In the recently enacted farm bill, Congress addressed the “Enron loophole,” which exempts overseas electronic energy trades from regulation. The change in rules enacted in 2000 at the instigation of Enron helped the company in its manipulation of the California energy market that resulted in the near-bankruptcy of the state. However, in the new farm bill Congress barred unregulated trades only in natural gas, not oil.
In response to the calls for Congressional action to rein in speculation in oil, major commercial banks and Wall Street investment banks have flooded Washington with lobbyists to block any serious reform.
Bank of America, JPMorgan Chase, Citigroup and others insist that oil price rises are due to factors other than speculation, such as the falling dollar and increased demand, particularly from China. While these factors no doubt play a significant role in upward price pressures, they do not explain the scale and rapidity of the explosion in oil prices. That is largely due to a massive influx of speculative capital into energy and food commodities futures as a hedge against financial instability and an alternative source of profits to the slumping stock market and the collapse of speculative activity in housing and leveraged corporate buyouts.
For his part, acting CFTC Chairman Walter Lukken maintains that the flow of speculative capital into oil futures has not contributed significantly to the more than doubling of crude oil prices over the past two years. Instead, he says the influx of investor cash has provided the liquidity needed to make the markets run smoothly. He has sought to forestall Congressional action by claiming the CFTC needs more time to collect and study data.
Meanwhile, banks and oil companies are reaping massive profits from the run-up in oil prices. Oil giant ExxonMobil earned a record $40.7 billion in 2007. The top four oil companies took in a combined total of over $100 billion last year and another $36 billion in the first quarter of 2008.
Even if Congress eventually enacts some limited curbs on oil speculation, they will not resolve the energy crisis in the interests of millions of ordinary working-class and middle-class people.
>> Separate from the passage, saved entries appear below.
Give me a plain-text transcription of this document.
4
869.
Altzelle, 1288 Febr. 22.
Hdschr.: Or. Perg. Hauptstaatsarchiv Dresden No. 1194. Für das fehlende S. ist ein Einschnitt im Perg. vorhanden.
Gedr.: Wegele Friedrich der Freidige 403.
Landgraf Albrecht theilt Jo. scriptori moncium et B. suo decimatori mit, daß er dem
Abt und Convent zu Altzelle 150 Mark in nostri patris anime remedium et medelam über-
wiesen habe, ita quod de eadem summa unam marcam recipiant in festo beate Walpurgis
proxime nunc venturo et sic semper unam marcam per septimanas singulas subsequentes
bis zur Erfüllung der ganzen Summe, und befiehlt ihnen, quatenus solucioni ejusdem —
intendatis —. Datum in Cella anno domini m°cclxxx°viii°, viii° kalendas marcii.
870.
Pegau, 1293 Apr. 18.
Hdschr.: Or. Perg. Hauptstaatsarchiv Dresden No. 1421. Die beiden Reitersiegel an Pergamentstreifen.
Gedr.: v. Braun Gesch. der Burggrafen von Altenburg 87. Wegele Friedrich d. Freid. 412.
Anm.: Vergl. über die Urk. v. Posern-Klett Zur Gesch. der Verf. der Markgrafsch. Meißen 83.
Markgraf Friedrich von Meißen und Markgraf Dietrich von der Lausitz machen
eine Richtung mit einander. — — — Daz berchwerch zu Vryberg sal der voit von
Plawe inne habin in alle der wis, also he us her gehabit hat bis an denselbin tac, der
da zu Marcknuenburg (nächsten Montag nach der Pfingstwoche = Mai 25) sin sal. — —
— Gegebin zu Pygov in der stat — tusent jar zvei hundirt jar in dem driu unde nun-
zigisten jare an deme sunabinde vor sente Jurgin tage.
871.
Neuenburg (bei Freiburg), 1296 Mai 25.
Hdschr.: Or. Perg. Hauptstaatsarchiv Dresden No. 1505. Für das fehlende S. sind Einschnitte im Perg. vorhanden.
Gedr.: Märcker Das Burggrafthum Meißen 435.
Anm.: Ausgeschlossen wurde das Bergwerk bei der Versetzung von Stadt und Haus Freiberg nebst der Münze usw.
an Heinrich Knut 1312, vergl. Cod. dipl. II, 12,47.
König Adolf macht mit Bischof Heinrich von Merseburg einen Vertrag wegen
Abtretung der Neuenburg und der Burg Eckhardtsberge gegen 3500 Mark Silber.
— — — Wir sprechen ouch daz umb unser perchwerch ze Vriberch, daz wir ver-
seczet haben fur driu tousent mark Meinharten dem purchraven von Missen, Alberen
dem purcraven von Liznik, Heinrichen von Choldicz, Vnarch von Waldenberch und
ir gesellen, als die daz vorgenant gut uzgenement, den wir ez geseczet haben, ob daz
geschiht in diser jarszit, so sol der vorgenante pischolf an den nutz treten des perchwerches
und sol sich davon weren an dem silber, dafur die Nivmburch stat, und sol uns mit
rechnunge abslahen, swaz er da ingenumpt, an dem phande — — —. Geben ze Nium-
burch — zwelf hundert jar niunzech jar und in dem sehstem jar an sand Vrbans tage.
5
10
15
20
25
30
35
The vast flows of international finance capital involved are beyond the power of any national government, including the United States, to control.
Far from the market being the engine of economic development, the anarchy of capitalist production and exchange is threatening to plunge the world into a depression and force hundreds of millions into destitution. A rational solution can be found only by mobilizing the international working class in a political and revolutionary movement against the profit system.
Among the measures immediately required is a complete accounting of the looting carried out by the energy conglomerates, banks and big commodity speculators. Their ill-gotten gains must be expropriated and used to provide relief to the public.
The energy and finance industries must be reorganized on the basis of production for human need, not private profit. This requires that the oil monopolies and the banks and Wall Street investment houses be placed under public ownership, subject to the democratic control of the working class.
Such policies can be implemented only through the development of an independent political movement of the working class against the Democratic and Republican parties and the establishment of a workers’ government.